12. The nucleic acid of claim 7, further comprising a suicide gene comprising the nucleic acid sequence of SEQ ID NO: 24, wherein the suicide gene is linked to the 3′ end of the cytoplasmic domain coding fragment.

13. A BAG6 specific chimeric antigen receptor expression plasmid comprising, in order from a 5′ end to a 3′ end:

a promoter comprising the nucleic acid sequence of SEQ ID NO: 25; and

the nucleic acid of claim 7.

14. The BAG6 specific chimeric antigen receptor expression plasmid of claim 13, further comprising a suicide gene comprising the nucleic acid sequence of SEQ ID NO: 24, wherein the suicide gene is linked to the 3′ end of the nucleic acid.

15. A BAG6 specific chimeric antigen receptor expressing cell, comprising:

an immune cell; and

the BAG6 specific chimeric antigen receptor expression plasmid of claim 13.

16. The BAG6 specific chimeric antigen receptor expressing cell of the claim 15, wherein the immune cell is a T lymphocyte or a natural killer (NK) cell.

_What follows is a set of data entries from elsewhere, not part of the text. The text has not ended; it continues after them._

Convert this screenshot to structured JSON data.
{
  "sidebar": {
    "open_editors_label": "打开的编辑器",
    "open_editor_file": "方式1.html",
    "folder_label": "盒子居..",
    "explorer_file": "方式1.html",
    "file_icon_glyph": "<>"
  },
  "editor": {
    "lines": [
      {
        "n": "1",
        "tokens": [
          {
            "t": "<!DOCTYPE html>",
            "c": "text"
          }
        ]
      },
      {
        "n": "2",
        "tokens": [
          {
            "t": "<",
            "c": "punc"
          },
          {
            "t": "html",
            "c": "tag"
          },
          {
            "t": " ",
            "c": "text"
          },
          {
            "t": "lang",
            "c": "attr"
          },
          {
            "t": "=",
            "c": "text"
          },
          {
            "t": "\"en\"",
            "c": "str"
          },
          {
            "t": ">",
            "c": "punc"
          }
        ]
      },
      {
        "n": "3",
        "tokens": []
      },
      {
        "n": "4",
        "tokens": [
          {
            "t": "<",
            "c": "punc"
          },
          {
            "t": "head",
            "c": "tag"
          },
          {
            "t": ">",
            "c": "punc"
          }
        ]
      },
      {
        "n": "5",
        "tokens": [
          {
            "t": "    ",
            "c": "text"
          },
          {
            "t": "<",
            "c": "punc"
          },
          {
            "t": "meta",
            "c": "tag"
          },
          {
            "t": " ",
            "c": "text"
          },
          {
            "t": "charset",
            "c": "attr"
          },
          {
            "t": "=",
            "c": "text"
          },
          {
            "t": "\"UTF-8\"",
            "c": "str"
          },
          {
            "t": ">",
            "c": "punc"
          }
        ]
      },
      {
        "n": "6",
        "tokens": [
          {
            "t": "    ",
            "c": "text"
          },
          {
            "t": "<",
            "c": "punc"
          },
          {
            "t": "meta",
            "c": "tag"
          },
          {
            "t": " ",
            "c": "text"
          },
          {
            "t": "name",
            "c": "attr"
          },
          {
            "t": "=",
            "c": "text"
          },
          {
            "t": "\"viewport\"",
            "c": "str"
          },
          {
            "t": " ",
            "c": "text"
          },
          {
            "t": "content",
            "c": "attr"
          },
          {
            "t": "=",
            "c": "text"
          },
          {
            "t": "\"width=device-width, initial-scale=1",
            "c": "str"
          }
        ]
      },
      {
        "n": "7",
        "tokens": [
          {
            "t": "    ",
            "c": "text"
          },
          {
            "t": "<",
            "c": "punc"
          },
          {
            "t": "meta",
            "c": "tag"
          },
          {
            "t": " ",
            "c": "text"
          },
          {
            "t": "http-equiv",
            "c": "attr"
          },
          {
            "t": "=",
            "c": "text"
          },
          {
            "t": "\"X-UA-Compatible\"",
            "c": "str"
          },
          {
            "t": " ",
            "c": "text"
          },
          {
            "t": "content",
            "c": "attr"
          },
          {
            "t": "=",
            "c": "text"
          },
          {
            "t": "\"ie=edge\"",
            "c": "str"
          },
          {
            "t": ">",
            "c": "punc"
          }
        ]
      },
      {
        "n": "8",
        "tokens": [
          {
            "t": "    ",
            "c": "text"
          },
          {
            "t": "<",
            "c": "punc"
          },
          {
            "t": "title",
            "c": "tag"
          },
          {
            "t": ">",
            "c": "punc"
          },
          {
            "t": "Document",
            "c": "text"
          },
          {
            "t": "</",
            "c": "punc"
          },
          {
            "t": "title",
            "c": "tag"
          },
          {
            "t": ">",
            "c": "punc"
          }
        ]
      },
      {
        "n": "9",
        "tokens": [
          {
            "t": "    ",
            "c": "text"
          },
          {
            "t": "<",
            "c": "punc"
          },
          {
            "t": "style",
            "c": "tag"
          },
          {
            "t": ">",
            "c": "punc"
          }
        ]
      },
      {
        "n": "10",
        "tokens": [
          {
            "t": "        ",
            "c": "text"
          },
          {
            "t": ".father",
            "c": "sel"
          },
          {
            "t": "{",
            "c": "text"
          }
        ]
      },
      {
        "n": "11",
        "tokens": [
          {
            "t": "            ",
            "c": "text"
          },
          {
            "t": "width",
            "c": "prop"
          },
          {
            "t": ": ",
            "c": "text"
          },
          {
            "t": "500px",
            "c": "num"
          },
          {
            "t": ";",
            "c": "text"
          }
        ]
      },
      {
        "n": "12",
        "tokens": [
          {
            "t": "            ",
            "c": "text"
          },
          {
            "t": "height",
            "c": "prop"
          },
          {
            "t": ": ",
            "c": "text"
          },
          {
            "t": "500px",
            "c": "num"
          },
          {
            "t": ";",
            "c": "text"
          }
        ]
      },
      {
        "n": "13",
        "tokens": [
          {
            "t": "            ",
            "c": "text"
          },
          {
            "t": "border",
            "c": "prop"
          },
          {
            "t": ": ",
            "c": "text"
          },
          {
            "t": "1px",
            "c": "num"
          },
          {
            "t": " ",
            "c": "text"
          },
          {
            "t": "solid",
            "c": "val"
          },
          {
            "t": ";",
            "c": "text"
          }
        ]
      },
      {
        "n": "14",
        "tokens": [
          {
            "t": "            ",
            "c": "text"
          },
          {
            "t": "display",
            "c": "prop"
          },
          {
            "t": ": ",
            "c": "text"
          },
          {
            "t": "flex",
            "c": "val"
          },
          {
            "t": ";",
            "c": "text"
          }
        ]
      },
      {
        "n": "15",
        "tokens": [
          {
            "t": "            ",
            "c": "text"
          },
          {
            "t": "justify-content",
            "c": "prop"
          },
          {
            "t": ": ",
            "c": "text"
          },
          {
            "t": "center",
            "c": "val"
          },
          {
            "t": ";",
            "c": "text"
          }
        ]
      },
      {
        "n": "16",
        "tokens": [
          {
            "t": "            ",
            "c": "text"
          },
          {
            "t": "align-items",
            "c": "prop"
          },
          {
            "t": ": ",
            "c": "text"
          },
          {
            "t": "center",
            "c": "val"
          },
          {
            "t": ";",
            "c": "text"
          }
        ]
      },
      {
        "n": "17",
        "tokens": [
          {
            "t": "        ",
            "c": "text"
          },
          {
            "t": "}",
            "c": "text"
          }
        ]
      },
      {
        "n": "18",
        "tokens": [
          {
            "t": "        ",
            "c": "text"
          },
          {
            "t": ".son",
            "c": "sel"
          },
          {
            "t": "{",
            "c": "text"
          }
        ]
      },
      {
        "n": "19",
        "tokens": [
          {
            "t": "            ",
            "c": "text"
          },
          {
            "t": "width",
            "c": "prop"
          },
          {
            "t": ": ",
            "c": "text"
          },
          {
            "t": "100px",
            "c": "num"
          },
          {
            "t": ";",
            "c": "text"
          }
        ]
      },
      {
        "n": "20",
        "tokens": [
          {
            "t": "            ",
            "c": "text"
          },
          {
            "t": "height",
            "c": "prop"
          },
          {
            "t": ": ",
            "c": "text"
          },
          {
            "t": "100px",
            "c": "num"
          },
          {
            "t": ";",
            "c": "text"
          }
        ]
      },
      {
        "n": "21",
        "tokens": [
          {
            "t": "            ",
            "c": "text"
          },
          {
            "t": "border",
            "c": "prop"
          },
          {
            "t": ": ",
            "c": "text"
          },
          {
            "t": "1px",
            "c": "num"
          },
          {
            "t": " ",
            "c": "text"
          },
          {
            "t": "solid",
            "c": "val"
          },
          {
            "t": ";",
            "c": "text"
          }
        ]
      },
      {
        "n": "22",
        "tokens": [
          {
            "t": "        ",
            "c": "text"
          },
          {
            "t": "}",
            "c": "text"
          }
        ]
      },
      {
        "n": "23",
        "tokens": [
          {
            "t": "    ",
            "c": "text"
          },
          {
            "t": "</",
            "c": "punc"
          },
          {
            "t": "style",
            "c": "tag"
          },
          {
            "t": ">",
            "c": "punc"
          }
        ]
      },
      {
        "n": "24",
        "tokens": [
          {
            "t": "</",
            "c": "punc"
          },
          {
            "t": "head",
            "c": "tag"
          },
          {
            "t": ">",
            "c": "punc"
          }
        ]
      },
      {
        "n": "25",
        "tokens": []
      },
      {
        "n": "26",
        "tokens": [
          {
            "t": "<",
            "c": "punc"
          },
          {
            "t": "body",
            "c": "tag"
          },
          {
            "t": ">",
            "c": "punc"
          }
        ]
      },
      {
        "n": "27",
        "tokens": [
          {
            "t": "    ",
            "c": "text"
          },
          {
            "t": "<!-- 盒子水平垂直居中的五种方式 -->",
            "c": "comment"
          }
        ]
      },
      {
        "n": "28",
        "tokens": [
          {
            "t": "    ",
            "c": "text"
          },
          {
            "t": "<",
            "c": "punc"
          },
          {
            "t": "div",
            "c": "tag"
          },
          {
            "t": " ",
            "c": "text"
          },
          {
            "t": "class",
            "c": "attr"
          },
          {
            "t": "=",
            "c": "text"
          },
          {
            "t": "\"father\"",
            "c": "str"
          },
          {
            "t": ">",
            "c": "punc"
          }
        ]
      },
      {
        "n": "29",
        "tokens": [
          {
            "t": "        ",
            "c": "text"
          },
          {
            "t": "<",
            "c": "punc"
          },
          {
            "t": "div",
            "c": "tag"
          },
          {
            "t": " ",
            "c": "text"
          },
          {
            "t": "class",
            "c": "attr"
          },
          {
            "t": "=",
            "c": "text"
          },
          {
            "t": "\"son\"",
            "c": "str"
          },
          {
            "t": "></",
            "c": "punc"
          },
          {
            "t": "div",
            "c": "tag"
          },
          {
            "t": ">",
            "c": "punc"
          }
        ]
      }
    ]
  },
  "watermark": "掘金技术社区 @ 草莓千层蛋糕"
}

17. A pharmaceutical composition for treating cancer, comprising:

the BAG6 specific chimeric antigen receptor expressing cell of claim 15; and

a pharmaceutically acceptable carrier.

18. The pharmaceutical composition for treating cancer of the claim 17, further comprising a chemotherapy drug.

19. The pharmaceutical composition for treating cancer of the claim 18, wherein the chemotherapy drug is doxorubicin, temozolomide, gemcitabine or carboplatin.

20. A method for inhibiting a proliferation of a tumor cell comprising administering a composition comprising a plurality of the BAG6 specific chimeric antigen receptor expressing cells of claim 15 to a subject in need for a treatment of a tumor.

21. The method of claim 20, wherein the tumor cell is a breast cancer cell, a glioblastoma multiforme cell, a pancreatic cancer cell or an ovarian cancer cell.